Microsoft plans to open two new data centers in Chicago and in Dublin, Ireland, in July.
The Dublin data center, which the company touts as the “first mega-data center Microsoft has built outside the United States,” will enclose over 300,000 square feet of space. The Chicago data center will be nearly twice as large at 700,000 square feet, roughly the size of 16 football fields.
“Two-thirds of the Chicago data center is optimized for housing containerized servers,” Arne Josefsberg, general manager of the infrastructure services division of Microsoft’s Global Foundation Services, wrote in a June 29 post on the MS Datacenters blog. “Containers conserve energy and will help us realize new advancements in power efficiency with a PUE [power usage effectiveness] yearly average calculated at 1.22. These prepackaged units (with up to 1,800 to 2,500 servers each) can be wheeled into the facility and made operational within hours, so they represent important advances in the ability to quickly and efficiently provision capacity.”
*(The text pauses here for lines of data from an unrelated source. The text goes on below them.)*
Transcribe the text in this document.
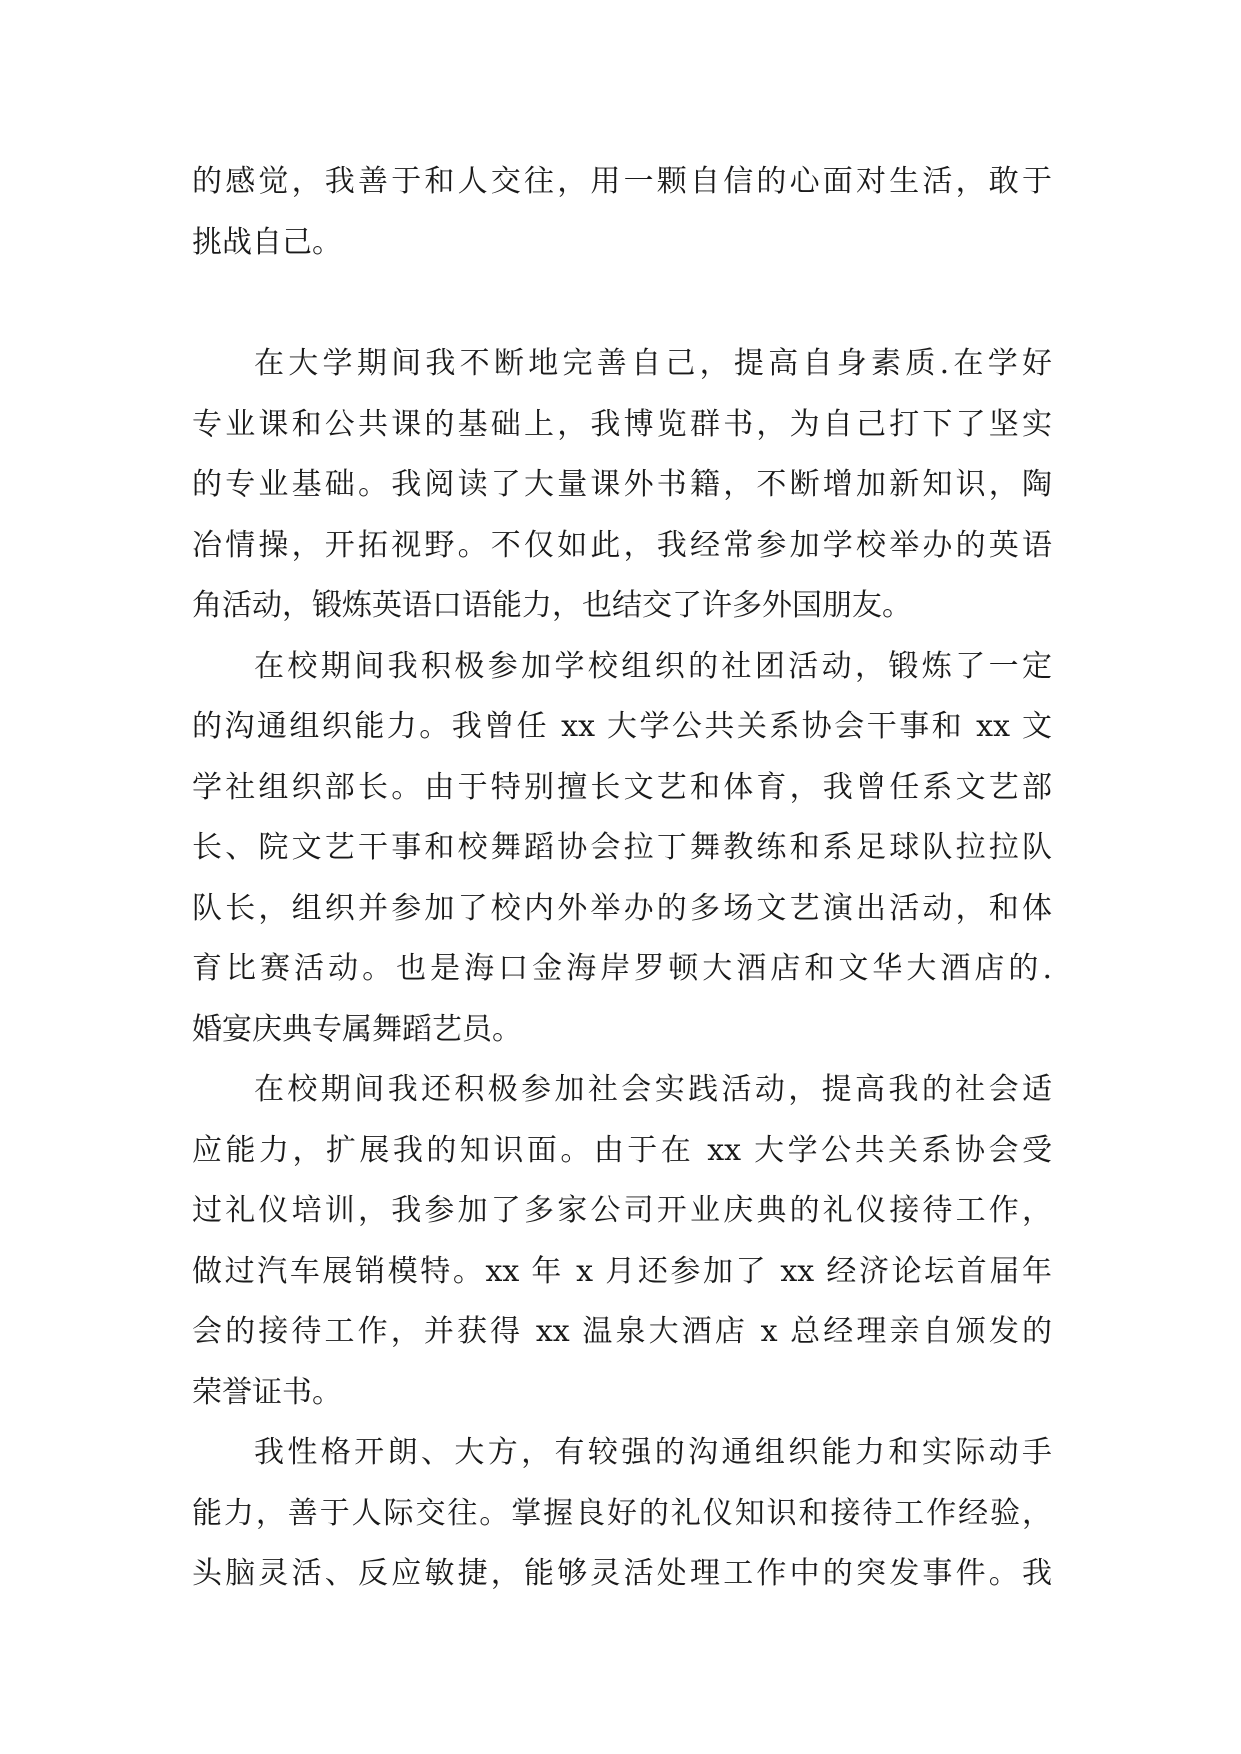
的感觉，我善于和人交往，用一颗自信的心面对生活，敢于
挑战自己。
在大学期间我不断地完善自己，提高自身素质.在学好
专业课和公共课的基础上，我博览群书，为自己打下了坚实
的专业基础。我阅读了大量课外书籍，不断增加新知识，陶
冶情操，开拓视野。不仅如此，我经常参加学校举办的英语
角活动，锻炼英语口语能力，也结交了许多外国朋友。
在校期间我积极参加学校组织的社团活动，锻炼了一定
的沟通组织能力。我曾任 xx 大学公共关系协会干事和 xx 文
学社组织部长。由于特别擅长文艺和体育，我曾任系文艺部
长、院文艺干事和校舞蹈协会拉丁舞教练和系足球队拉拉队
队长，组织并参加了校内外举办的多场文艺演出活动，和体
育比赛活动。也是海口金海岸罗顿大酒店和文华大酒店的.
婚宴庆典专属舞蹈艺员。
在校期间我还积极参加社会实践活动，提高我的社会适
应能力，扩展我的知识面。由于在 xx 大学公共关系协会受
过礼仪培训，我参加了多家公司开业庆典的礼仪接待工作，
做过汽车展销模特。xx 年 x 月还参加了 xx 经济论坛首届年
会的接待工作，并获得 xx 温泉大酒店 x 总经理亲自颁发的
荣誉证书。
我性格开朗、大方，有较强的沟通组织能力和实际动手
能力，善于人际交往。掌握良好的礼仪知识和接待工作经验，
头脑灵活、反应敏捷，能够灵活处理工作中的突发事件。我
The Dublin facility has also been designed with energy efficiency in mind. In place of chillers or cooling towers, rooftop air handling units will drag outside air into the server rooms and then pull the return air from the racks through the rooftop, reducing the facility’s carbon footprint and resulting in an annual PUE average of 1.25.
The extra data center capacity comes as Microsoft gears up Bing, its new search engine, and Azure, its cloud-based platform solution. Originally rolled out in October 2008 at the Professional Developers Conference in Los Angeles, Azure will eventually go head-to-head with Amazon.com and Google in offering SAAS (software as a service) to its users via distributed data centers.
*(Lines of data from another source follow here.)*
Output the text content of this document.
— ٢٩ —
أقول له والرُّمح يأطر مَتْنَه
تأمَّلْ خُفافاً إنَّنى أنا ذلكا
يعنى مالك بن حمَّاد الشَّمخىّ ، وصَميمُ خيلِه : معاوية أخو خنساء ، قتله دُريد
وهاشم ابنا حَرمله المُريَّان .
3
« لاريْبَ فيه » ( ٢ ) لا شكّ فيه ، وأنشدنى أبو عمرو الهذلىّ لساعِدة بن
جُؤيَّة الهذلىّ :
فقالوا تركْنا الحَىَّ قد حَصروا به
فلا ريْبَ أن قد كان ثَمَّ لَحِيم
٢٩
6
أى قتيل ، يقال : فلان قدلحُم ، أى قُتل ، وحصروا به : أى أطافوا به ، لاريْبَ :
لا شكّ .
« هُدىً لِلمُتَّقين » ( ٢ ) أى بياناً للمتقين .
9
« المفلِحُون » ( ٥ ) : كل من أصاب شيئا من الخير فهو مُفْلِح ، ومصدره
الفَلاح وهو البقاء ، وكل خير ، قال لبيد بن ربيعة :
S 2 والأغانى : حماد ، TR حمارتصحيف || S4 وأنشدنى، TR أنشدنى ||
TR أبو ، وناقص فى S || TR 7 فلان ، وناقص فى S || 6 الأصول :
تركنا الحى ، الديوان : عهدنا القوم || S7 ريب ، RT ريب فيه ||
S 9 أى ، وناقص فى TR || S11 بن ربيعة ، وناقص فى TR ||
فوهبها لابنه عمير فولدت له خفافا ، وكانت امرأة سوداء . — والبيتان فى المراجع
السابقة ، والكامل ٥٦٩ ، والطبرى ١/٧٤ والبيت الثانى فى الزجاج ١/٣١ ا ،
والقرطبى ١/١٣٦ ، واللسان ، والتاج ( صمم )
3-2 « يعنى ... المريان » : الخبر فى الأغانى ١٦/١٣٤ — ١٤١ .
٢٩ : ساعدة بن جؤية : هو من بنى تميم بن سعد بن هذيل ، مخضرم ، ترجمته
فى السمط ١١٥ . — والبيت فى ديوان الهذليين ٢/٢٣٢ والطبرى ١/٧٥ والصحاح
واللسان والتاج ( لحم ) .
Reports suggest that Azure will be generally available before the next PDC in November, and Microsoft is evidently preparing for what it perceives as an increase in demand.
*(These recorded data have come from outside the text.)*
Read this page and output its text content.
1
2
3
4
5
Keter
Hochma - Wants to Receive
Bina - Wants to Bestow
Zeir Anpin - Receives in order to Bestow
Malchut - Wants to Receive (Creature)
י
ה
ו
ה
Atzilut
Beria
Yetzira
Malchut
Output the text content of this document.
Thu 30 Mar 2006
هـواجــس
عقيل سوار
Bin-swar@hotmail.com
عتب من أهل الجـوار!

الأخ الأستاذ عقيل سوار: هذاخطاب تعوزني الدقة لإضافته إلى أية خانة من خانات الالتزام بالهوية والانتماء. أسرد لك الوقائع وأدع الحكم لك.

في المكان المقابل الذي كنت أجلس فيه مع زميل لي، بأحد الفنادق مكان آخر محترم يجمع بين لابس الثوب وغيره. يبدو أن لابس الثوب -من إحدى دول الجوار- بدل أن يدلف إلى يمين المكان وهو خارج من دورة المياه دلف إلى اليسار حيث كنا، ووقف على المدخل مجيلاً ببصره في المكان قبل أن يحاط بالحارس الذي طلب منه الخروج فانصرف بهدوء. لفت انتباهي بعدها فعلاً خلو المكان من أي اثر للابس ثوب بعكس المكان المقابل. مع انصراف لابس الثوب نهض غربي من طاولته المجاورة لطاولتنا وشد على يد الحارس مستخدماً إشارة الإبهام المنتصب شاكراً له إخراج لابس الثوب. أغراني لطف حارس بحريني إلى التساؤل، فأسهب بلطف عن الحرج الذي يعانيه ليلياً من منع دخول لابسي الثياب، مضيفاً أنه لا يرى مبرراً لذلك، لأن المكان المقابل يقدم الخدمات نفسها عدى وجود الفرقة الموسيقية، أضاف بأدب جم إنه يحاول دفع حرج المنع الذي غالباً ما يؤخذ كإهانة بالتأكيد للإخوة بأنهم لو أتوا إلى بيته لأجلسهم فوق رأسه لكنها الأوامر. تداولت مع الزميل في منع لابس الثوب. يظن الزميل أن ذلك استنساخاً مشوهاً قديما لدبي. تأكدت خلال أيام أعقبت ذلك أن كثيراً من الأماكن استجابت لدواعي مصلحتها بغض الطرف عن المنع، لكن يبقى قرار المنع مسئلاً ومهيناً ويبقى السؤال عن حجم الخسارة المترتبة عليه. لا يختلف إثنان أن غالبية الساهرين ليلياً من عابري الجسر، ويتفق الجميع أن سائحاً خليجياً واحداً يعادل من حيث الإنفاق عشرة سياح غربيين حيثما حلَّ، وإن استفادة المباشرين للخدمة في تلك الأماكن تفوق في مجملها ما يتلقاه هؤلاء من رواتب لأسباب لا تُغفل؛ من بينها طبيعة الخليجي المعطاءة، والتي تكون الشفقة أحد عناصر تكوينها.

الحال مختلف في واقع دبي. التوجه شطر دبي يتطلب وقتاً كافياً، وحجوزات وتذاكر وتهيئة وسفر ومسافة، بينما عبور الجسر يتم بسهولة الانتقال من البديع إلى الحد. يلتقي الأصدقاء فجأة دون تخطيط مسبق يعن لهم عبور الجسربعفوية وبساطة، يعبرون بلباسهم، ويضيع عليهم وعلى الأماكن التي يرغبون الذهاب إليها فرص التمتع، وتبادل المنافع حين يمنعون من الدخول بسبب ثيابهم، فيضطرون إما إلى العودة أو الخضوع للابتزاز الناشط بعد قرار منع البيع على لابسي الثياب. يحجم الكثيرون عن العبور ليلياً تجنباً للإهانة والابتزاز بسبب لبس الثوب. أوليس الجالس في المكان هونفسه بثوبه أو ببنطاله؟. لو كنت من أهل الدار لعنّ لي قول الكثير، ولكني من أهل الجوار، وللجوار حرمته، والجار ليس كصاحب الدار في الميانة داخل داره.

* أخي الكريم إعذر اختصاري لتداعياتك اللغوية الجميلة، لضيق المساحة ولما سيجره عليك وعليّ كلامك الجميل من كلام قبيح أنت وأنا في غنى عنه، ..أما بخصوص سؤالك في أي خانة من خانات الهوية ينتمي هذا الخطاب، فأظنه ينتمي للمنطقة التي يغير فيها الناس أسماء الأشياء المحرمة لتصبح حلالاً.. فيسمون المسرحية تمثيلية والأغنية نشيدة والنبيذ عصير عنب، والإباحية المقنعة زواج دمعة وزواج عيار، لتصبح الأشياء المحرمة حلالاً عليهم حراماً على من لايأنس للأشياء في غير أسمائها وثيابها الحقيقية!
Meanwhile, Bing continues to perform strongly against search rivals Google and Yahoo, placing additional demand on Microsoft’s data centers. From June 8 to 12, Microsoft’s share of search result pages in the United States increased to 12.1 percent, a rise of 3 percentage points from the week before Bing’s June 1 release.
Bing represents a reversal of fortunes for Microsoft in the search engine space; according to research company Nielsen, Microsoft’s share of the search engine market had been falling before the release of Bing.